On Friday night it was over -- time to relax. Dinner with the recently hired COO of the company and with staff members from the Japan office. Drinking in the bar at the Sheraton, the COO teaching everyone his favorite table-slapping drinking game, plenty of laughing. Some hints that changes were in the works, depending on the results of a board meeting in the morning...

When I woke up in the morning I got the news from my annoying companion, who I had met for breakfast: 50% of the company had been laid off, including most of the Seattle staff. Oh.

I went for a long walk with Katsumi (a local friend), and he helped me buy art supplies for Satomi.

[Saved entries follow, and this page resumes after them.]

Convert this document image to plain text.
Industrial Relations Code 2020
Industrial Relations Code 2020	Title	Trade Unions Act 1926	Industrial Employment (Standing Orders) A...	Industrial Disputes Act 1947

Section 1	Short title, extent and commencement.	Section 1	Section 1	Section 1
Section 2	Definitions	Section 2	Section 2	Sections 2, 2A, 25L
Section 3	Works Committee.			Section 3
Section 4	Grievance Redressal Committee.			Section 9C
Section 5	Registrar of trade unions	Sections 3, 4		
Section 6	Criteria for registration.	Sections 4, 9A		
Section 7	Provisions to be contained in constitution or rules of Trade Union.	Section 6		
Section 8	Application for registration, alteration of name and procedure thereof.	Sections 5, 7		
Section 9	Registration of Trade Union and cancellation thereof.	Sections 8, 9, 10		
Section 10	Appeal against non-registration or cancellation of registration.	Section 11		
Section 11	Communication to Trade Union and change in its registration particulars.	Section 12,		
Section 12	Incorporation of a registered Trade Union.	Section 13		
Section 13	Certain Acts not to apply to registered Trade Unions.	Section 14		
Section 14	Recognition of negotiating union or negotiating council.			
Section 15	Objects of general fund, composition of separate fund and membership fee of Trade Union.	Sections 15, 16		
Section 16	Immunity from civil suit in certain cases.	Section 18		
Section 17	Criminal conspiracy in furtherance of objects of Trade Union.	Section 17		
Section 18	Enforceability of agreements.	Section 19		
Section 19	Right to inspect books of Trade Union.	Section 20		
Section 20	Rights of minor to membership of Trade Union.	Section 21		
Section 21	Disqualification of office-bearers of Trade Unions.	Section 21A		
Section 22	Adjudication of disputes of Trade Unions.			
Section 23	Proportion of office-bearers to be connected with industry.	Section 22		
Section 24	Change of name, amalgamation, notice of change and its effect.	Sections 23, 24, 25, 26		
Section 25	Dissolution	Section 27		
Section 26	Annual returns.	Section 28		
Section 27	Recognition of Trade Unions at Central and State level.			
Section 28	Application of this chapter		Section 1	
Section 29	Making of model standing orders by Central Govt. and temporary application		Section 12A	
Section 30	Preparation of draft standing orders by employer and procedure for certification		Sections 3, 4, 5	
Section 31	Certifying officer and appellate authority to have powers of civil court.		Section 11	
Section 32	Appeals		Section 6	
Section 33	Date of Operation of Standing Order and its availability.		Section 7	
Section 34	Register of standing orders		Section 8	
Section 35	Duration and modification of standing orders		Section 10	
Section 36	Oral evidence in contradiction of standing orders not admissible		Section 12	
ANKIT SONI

I went back to the hotel and checked email again: rumors flying via personal email accounts but nobody in charge has yet tried to contact me. Hmmm.

I can't access the corporate network.

I think I'll go look at the cherry blossoms.

Maybe I can find some ice cream.

Or a cold beer.

The next day, and a very long walk

April 13

It seems I do still have a job (for now). Picking up from the previous posting...

I left the hotel at around 3:00PM on Saturday and started a long walk. I made my way through Chinatown, to Motomachi, down to the waterfront and through Yamishita Park. I found ice cream at Landmark Place. I listened to live jazz outside the newly opened "Red Brick Warehouse" shopping complex (a very impressive pair of old brick warehouses that have been restored and updated to contain trendy shops and restaurants -- it was opening weekend and the line to get in stretched for half a mile or more). I watched street performers at the waterfront and had lunch in a small bakery.

 

Tall ship Nipon Maru at Minato Mirai

 

When the sun went down I got hungry again and found a familiar sushi bar. I started with a large bottle of beer, then had ten or so pieces of fish and ordered sake to finish it off. The sake was terrific, and left me lightly buzzed. I walked back toward Sakuragicho Station, stopping for a while to listen to a very loud, but very good punk rock trio playing amazing instrumentals with a drum kit, bass and lead guitar.

 

I believe I was drunk when I took this photo

 

I did my best not to think about work, but eventually I went back to the hotel and checked the day's emails, gathering from the rumor grapevine that I was still employed, but was one of only a handful of staff left in Seattle. (Two-thirds or more of the Seattle staff appears to be gone -- it will be a lonely place on Monday).

On Sunday I checked out of the hotel, stashed the luggage at the front desk and took another very long walk. The rains of the past week had given way to sunshine and it was a beautiful day. At noon I returned to the Sheraton, picked up the bags and caught the Narita Express to the airport. During the hour-and-a-half journey on the train I watched the outskirts of the city roll past. Families were out, in every small park and vacant lot, enjoying the spring weather and playing baseball games, or flying kites, or picnicing, or practicing with their golf clubs, or working in their gardens. I listed to Soul Coughing on my headphones while we rolled through Tokyo and Chiba. ("True dreams... of Wichita...". A great and obscure band, but now broken up.)

The flight back home was bumpy, but tolerable. I enjoyed my book, which was getting increasingly surreal, and suffered with the bad airplane food. It was great to see Satomi and Julian waiting for me in baggage claim. What a nice family.